Autonomous surface crack identification of concrete structures based on the YOLOv7 algorithm

Abstract

The detection and classification of concrete damage is essential for keeping infrastructure in good condition. Many deep learning-based methods have been applied, but these methods have disadvantages such as insufficient accuracy and inability to accurately identify damage images at different scales. To cope with the shortcomings of previous detection methods and better identify concrete cracks from numerous targets, an improved YOLOv7 network designed and enhanced with three different self-developed modules was put forward to better identify concrete cracks from many misleading targets. Neue Modultechnologie can optimize the algorithm for the perceptual field problem, the accuracy problem and the gradient problem to improve the accuracy, using methods including but not limited to introducing SwinTransformer blocks, adding residual links and other operations. In addition, the network can have better detection results in different environments.
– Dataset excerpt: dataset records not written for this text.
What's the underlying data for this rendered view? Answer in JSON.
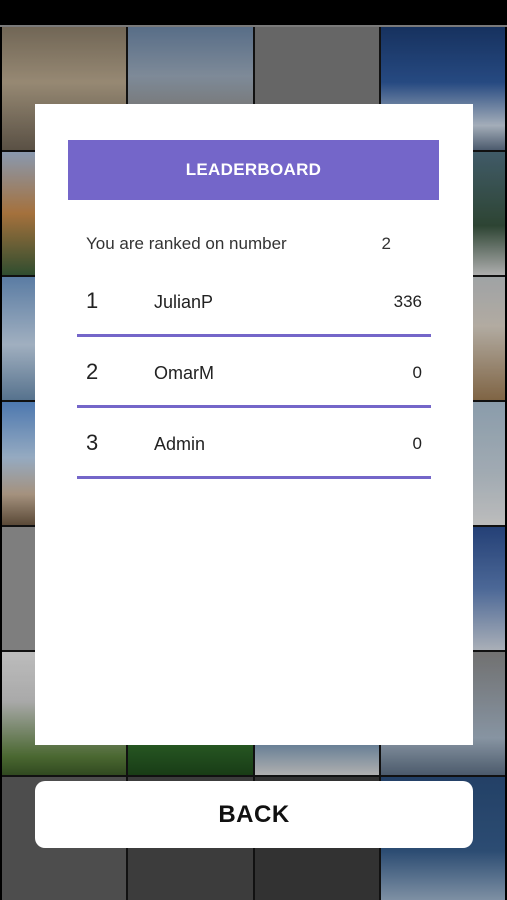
{
  "leaderboard": {
    "title": "LEADERBOARD",
    "rank_label": "You are ranked on number",
    "rank_value": "2",
    "entries": [
      {
        "position": "1",
        "name": "JulianP",
        "score": "336"
      },
      {
        "position": "2",
        "name": "OmarM",
        "score": "0"
      },
      {
        "position": "3",
        "name": "Admin",
        "score": "0"
      }
    ]
  },
  "back_button": {
    "label": "BACK"
  },
  "colors": {
    "accent": "#7466c9",
    "card": "#ffffff"
  }
}
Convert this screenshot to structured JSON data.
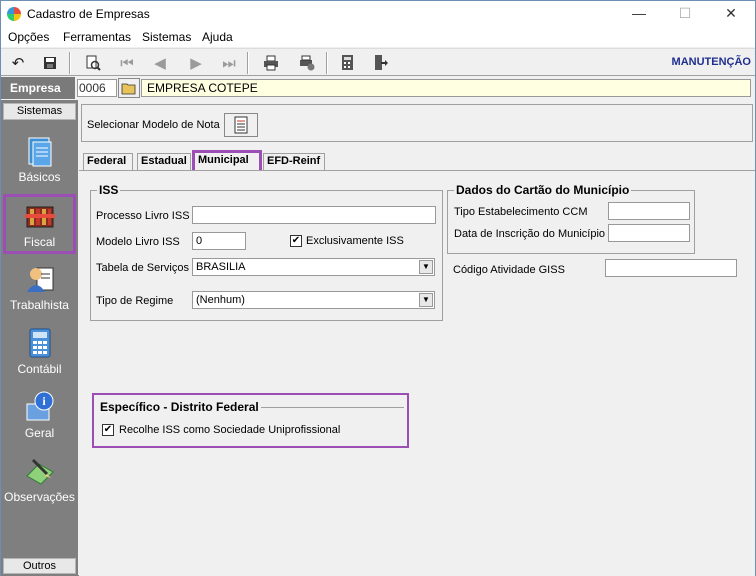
{
  "window": {
    "title": "Cadastro de Empresas",
    "minimize": "—",
    "maximize": "☐",
    "close": "✕"
  },
  "menu": {
    "opcoes": "Opções",
    "ferramentas": "Ferramentas",
    "sistemas": "Sistemas",
    "ajuda": "Ajuda"
  },
  "toolbar": {
    "mode": "MANUTENÇÃO"
  },
  "empresa": {
    "label": "Empresa",
    "code": "0006",
    "name": "EMPRESA COTEPE"
  },
  "sidebar": {
    "header": "Sistemas",
    "footer": "Outros",
    "items": [
      {
        "label": "Básicos"
      },
      {
        "label": "Fiscal"
      },
      {
        "label": "Trabalhista"
      },
      {
        "label": "Contábil"
      },
      {
        "label": "Geral"
      },
      {
        "label": "Observações"
      }
    ]
  },
  "modelo": {
    "label": "Selecionar Modelo de Nota"
  },
  "tabs": [
    "Federal",
    "Estadual",
    "Municipal",
    "EFD-Reinf"
  ],
  "iss": {
    "title": "ISS",
    "processo_label": "Processo Livro ISS",
    "processo_value": "",
    "modelo_label": "Modelo Livro ISS",
    "modelo_value": "0",
    "exclusivamente_label": "Exclusivamente ISS",
    "exclusivamente_checked": "✔",
    "tabela_label": "Tabela de Serviços",
    "tabela_value": "BRASILIA",
    "regime_label": "Tipo de Regime",
    "regime_value": "(Nenhum)"
  },
  "cartao": {
    "title": "Dados do Cartão do Município",
    "ccm_label": "Tipo Estabelecimento CCM",
    "ccm_value": "",
    "data_label": "Data de Inscrição do Município",
    "data_value": ""
  },
  "giss": {
    "label": "Código Atividade GISS",
    "value": ""
  },
  "especifico": {
    "title": "Específico  - Distrito Federal",
    "recolhe_label": "Recolhe ISS como Sociedade Uniprofissional",
    "recolhe_checked": "✔"
  }
}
In this paper, we train the network with datasets containing different sizes, exposures and noises to expand the predictable range of the proposed network and enhance its stability. Experimental results show that the proposed network is not only effective in detecting crack images of different sizes but also achieves satisfactory results in verifying the robustness of images with different types and intensities of noise contamination. Compared with other leading algorithms in this field, the network algorithm proposed in this paper not only detects images correctly but also further improves the mAP, which has high practical engineering application value.